Because of this,  I will strive to state my opinion when it is really wanted (when I can truly add value) and/or when it is solicited.   Talking just to here myself talk in a meeting or in a one-on-one discussion is not warranted or solicited.

Passing judgement is something I have always been guilty of.  I loved what one client told me about her step in front of the mirror about passing judgement.  Basically, she said, "I was angry at all these self righteous, judgmental people and then I realized I was just as bad because I was constantly judging them!"  What a fabulous self-awareness wake up call (and something I will write about next week- What you find as the biggest flaw in others is usually what we are most guilty of ourselves!)

To combat this, I think my greatest ally will be, always asking myself,  "Have you put yourself in their shoes?"  Sometimes the Golden Rule is the best and only leadership principle needed.

Other responses I got were,  "Negativity, or 'Let me expelling with that won't work.'- the need to share our negative thoughts even when they aren't asked."  I think this goes in conjunction with my need to always add my two cents whether asked for our not.   Tying my work on improving adding my two cents, I believe, will help in this area as well.
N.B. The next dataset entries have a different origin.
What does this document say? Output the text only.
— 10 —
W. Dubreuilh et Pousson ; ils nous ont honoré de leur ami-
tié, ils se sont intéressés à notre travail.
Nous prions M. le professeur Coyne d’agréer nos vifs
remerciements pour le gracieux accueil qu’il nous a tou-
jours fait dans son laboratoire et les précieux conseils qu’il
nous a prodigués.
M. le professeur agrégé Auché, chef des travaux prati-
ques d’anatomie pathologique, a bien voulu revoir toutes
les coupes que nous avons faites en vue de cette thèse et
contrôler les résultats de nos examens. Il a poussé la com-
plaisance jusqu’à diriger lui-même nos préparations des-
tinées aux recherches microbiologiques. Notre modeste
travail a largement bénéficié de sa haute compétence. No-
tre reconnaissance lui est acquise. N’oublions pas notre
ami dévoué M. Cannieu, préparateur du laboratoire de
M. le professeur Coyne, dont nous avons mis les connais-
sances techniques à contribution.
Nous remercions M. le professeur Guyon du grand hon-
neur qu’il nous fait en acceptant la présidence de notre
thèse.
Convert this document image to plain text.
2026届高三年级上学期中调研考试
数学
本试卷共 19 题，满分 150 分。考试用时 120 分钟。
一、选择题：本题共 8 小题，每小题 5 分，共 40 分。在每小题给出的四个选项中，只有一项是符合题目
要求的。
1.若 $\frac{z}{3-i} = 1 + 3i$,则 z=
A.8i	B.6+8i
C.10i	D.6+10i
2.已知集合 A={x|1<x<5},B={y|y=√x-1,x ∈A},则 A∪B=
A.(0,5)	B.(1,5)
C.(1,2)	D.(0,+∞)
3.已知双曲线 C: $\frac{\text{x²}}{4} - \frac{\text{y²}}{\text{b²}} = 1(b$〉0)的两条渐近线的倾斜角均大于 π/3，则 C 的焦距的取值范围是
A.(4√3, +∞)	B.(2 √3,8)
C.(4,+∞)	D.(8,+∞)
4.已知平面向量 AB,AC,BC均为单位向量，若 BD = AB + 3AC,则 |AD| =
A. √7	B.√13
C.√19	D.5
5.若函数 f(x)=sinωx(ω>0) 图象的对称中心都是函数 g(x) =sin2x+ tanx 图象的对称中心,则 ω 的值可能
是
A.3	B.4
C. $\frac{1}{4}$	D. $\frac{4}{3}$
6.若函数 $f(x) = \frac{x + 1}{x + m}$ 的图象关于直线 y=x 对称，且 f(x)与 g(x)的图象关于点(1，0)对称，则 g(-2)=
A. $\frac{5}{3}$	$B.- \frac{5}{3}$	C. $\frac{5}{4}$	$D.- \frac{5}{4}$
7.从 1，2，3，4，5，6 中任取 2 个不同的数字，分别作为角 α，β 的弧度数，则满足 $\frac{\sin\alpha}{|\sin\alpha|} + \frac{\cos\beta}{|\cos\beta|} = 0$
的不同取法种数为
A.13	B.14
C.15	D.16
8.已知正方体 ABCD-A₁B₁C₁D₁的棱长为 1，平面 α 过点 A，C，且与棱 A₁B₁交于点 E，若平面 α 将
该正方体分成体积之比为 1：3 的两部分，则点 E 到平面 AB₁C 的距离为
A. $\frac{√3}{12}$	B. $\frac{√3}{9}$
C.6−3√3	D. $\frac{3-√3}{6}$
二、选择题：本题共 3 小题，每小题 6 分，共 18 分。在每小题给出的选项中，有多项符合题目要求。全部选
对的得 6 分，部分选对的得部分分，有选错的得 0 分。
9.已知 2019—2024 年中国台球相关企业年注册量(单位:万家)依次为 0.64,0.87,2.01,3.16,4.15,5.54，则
And finally, where did I get an "F" in self-awareness?   I listed that no one would site "Failing to express gratitude" and someone did.   The person sending in this response was kind enough to elaborate and said, "MIW most certainly does not have bad manners.  I don't know that she showers people with gratitude anytime they do something good, but in a professional setting, that's not necessary anyway."  
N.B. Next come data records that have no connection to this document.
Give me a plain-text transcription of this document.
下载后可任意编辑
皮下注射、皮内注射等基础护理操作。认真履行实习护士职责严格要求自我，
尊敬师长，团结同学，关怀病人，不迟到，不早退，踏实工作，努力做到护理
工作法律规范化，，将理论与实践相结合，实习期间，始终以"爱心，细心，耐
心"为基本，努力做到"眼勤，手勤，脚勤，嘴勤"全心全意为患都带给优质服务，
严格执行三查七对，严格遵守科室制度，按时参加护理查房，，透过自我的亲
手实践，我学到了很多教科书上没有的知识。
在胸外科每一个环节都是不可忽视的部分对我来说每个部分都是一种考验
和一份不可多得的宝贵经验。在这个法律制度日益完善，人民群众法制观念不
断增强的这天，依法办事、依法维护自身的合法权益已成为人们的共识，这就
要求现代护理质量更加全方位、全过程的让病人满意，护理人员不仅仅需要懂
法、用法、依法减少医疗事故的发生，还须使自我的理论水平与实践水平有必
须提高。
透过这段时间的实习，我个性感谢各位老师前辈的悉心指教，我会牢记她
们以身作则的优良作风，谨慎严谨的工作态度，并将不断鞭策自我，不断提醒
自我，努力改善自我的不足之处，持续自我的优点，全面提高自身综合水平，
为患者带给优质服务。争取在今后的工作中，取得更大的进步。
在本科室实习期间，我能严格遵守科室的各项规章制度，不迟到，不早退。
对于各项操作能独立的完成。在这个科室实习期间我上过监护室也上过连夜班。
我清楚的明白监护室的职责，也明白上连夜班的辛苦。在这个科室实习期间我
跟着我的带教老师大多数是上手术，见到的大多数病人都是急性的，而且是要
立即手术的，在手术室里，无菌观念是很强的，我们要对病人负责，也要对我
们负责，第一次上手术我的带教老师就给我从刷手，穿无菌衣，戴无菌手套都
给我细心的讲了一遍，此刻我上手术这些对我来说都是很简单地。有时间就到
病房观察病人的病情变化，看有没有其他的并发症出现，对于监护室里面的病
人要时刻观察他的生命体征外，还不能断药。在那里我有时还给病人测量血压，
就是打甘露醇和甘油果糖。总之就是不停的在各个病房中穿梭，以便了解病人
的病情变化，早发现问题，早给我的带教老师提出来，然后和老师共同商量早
While I appreciate the sentiments and explanation of my colleague, whoever it may be,  one of the things that I almost pride myself on is working to express gratitude,  particularly in the workplace.   One of my New Year's resolutions was to get rid of the 100 professional thank you notes I ordered by the end of 2012. That's at least 2 handwritten notes a week (to see why I think this is important, see The Priceless Handwritten Note).   I think I should endeavor to find ways to thank people by their standard of gratitude, not my own (not everyone finds a handwritten note that wonderful) and to follow my own advice of writing notes or expressing gratitude to those who I'm closest to.  This week, I've sent my two notes out, and I would call them acquaintances at best.
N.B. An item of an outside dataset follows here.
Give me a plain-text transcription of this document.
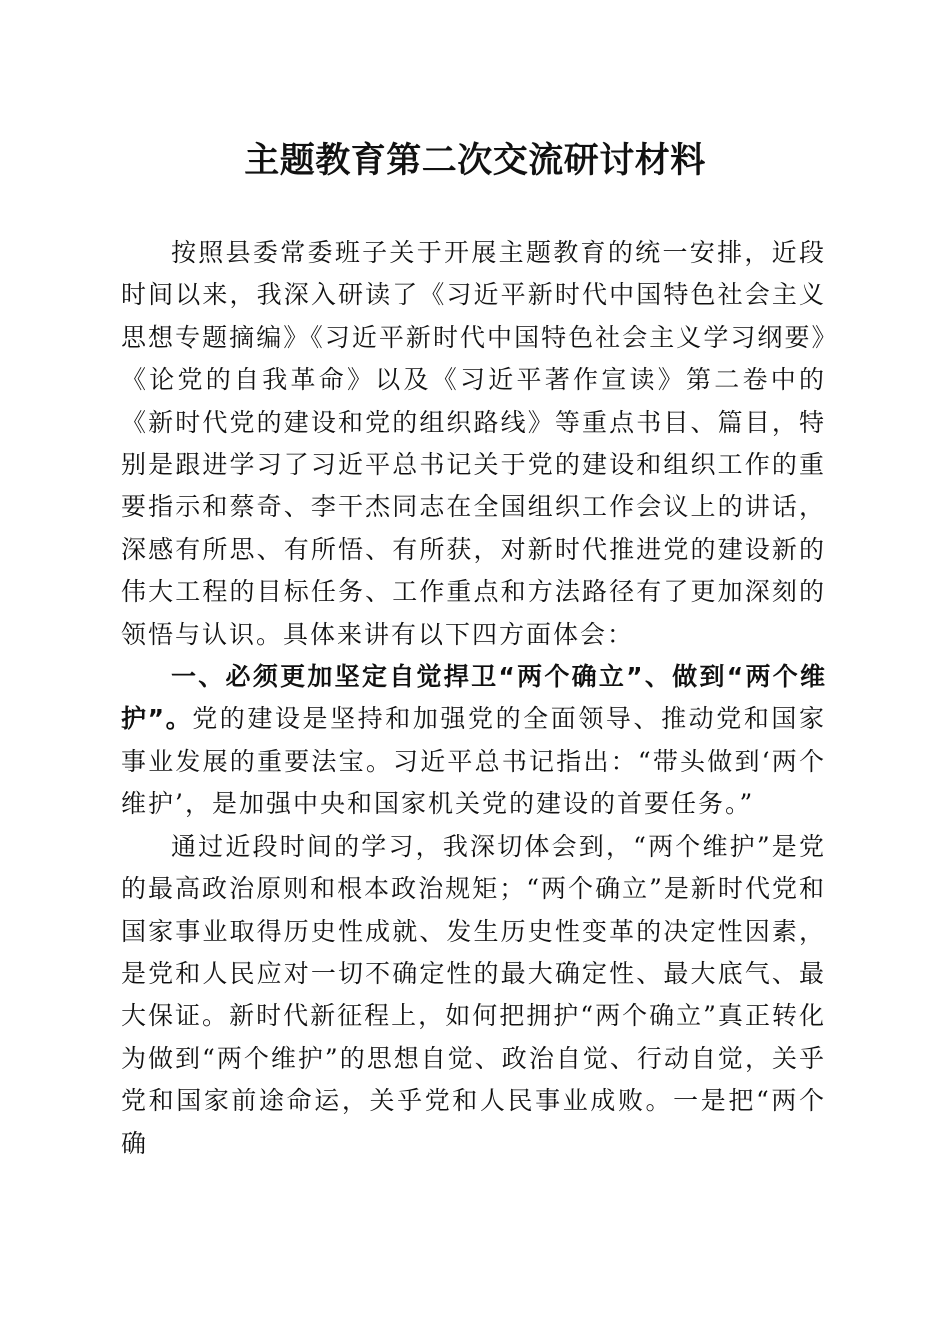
主题教育第二次交流研讨材料

按照县委常委班子关于开展主题教育的统一安排，近段时间以来，我深入研读了《习近平新时代中国特色社会主义思想专题摘编》《习近平新时代中国特色社会主义学习纲要》《论党的自我革命》以及《习近平著作宣读》第二卷中的《新时代党的建设和党的组织路线》等重点书目、篇目，特别是跟进学习了习近平总书记关于党的建设和组织工作的重要指示和蔡奇、李干杰同志在全国组织工作会议上的讲话，深感有所思、有所悟、有所获，对新时代推进党的建设新的伟大工程的目标任务、工作重点和方法路径有了更加深刻的领悟与认识。具体来讲有以下四方面体会：

一、必须更加坚定自觉捍卫“两个确立”、做到“两个维护”。党的建设是坚持和加强党的全面领导、推动党和国家事业发展的重要法宝。习近平总书记指出：“带头做到‘两个维护’，是加强中央和国家机关党的建设的首要任务。”

通过近段时间的学习，我深切体会到，“两个维护”是党的最高政治原则和根本政治规矩；“两个确立”是新时代党和国家事业取得历史性成就、发生历史性变革的决定性因素，是党和人民应对一切不确定性的最大确定性、最大底气、最大保证。新时代新征程上，如何把拥护“两个确立”真正转化为做到“两个维护”的思想自觉、政治自觉、行动自觉，关乎党和国家前途命运，关乎党和人民事业成败。一是把“两个确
So, what does this exercise mean at all, other than my self-indulgence, and more importantly, what does it say about leadership?   As a mentioned before,  self-awareness is the first step in establishing behavioral change.  You can't improve that which you don't know needs to be improved.  In addition,  aligning what you think you need to improved about yourself needs to be based on what other's think.  Their perception shapes your leadership or lack thereof.  Once you have this reflection, you can set about making positive behavioral change.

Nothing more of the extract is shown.